Day 13: trail running to cape Raoul (15 km) & biking back to Dunalley (58 km)

Because I wanted to arrive in Hobart before the 30th of January in order to ride some mountainbike trails with Mark before his departure to Japan, I decided to skip the two-day hike to Cape Pillar and Cape Hauy. After all, friendship is more important than seing landscapes. Consequently, my plan for today was to do the Cape Raoul hike (5h return) and then cycle back to Dunalley so that I could reach Hobart the next day.
Unfortunately, I lost nearly one hour in the morning to fix a recurrent issue that I have with my left pannier’s fixation system. With all the shocks on the gravel roads, I nearly lost twice one of the fixation point. This might also be due to a too heavy loading or an inadequate way of securing my backpack on the rack. (Since then, I have tried to balance my equipment even better between the panniers and I changed the way I strap the backpack on the rack and the problem seems solved for the moment.)

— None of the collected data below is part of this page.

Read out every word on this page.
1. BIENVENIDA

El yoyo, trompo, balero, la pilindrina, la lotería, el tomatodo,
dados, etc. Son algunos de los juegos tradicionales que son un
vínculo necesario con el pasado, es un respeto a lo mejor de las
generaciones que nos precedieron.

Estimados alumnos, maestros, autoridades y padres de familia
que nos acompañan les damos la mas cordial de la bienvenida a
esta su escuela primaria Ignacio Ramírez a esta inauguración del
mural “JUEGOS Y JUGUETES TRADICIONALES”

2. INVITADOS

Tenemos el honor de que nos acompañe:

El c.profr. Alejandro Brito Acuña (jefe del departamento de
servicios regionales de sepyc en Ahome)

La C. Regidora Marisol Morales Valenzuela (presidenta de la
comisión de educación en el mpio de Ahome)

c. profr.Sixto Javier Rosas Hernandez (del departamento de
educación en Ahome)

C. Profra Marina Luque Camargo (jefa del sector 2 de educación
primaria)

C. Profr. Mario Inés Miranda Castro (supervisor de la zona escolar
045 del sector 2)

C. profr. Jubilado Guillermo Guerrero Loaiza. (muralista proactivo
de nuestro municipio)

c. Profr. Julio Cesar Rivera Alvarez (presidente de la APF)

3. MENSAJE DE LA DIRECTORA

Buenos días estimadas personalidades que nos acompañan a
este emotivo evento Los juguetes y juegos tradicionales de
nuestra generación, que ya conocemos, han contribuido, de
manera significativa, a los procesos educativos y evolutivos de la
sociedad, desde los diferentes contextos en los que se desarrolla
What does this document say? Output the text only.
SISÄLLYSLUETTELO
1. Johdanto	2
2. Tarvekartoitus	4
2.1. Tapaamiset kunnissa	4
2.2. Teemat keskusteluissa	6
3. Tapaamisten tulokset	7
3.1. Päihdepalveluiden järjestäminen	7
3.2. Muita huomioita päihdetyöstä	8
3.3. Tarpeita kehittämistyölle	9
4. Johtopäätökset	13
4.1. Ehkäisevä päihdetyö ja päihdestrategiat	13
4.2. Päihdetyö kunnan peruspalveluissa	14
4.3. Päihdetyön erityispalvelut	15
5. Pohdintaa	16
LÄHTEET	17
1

I was running a bit out of time, so it was time to awake the trail runner that is sleeping inside me. I took only 1 water bottle and two cereal bars and did nearly all of the walk running. I had a lot of fun on a very technical course, with steep uphills and downhills, switchbacks and many loose rocks. 

Cape Raoul is at the end of the plateau at the background of the picture
Nice singletrack to run on!

Most of the walk happens along impressive cliffs, and to run on that part gave me an incredible feeling of freedom. I was impressed by how easy it was for me to run fast without being breathless, and how much power I had in the uphills! It looks like biking 4 to 6 hours a day is a good training for trail running too.

Approaching the cape, the landscape became even more dramatic: impressive dolerite pillars forms massive cliffs, constantly attacked by the strong waves of the dark blue ocean. 

Dolerite cliffs near Cape Raoul

Finally I arrived at the cape itself: a razor-sharp ridge of dolerite pillars, so perfect in shape, defying the mighty ocean. As a casual rock climber, I looked at this beautiful wall with envy! Some Swiss climbers who I met at the campsite confirmed me that there were amazing climbing routes near the cape. At the foot of the cliffs, we could hear (and see in the distance) a seal colony. 

Cape Raoul’s ridge seen from its top

Side view of Cape Raoul

In the distance, we can also see Mount Brown, Cape Pillar and Tasman Island from Cape Raoul.

At the cape I met a lovely couple of retired hikers from Hobart, later at the cape we had a nice chat and they offered me a plum and a piece of delicious banana cake. The streak of strange coïncidences continued: their son, Paul, has been living in Belgium for 2 years to play field hockey for the club where I played when I was a kid!
After running back to the campsite, I quickly had lunch then started biking my way back to Dunalley. After the running my legs were a bit tired and the way back seemed particularly long. The fact that I knew exactly what climbs to expect contributed to my feeling of fatigue. 

This roadsign is placed at the bottom of today’s hardest climb. I believe that it is intended as a warning for cyclists.

At the top of the climb after Eaglehawk Neck, I felt like a convict who had succeeded to escape from his prison: the main difficulties of the day were behind me. Everything is not perfect however: I have this issue with my left pannier and I also noticed that I lost one of the four screws that tighten the chainrings to the crankset. Finally, I have some play in my bottom bracket. I hope that everything will be fine until my arrival in Hobart tomorrow evening ant that I will be able to fix these issues there. So far, I did everything I could, so it is pointless to worry about that now. After all, life is one day at a time…

Road signs never lie!

4 thoughts on “Day 13: trail running to cape Raoul (15 km) & biking back to Dunalley (58 km)

  1. Quel marathon, c’est dommage d’avoir 5.5 mois devant soi et de devoir se dépêcher … évidemment l’amitié …
    Auras-tu un timing aussi précis pour le reste de ton “trip”? cela doit être sympa de prendre son temps et de visiter un lieu non prévu, rester à un endroit particulièrement beau …
    Très impressionnantes les falaise, je comprends en effet qu’un fan d’escalades comme toi a dû être tenté!!


    1. C’est sûr que y’a déjà plusieurs endroits où j’aurais aimé rester un jour de plus (Freycinet, Tasman Peninsula).
      Ici le timing précis c’est juste lié à une rencontre, dans l’ensemble il n’y a pas d’itinéraire ultra planifié. Je fais juste beaucoup de choses pcq je m’en sens physiquement capable et qu’il y a énormément de belles choses à voir. Pour la Tasmanie, j’ai 2 dates à ne pas louper: le 20 février je dois être à Craddle Mountain car j’ai un permis pour commencer un trek de 6 jours le 21 puis le 2 mars je prends le bateau pour retourner à Melbourne.


  2. ah oui, il ne faut pas rater le bateau ;-)! Un trek que tu dois réserver? Je suppose que l’endroit sera spécialement beau! J’attends le reportage !!!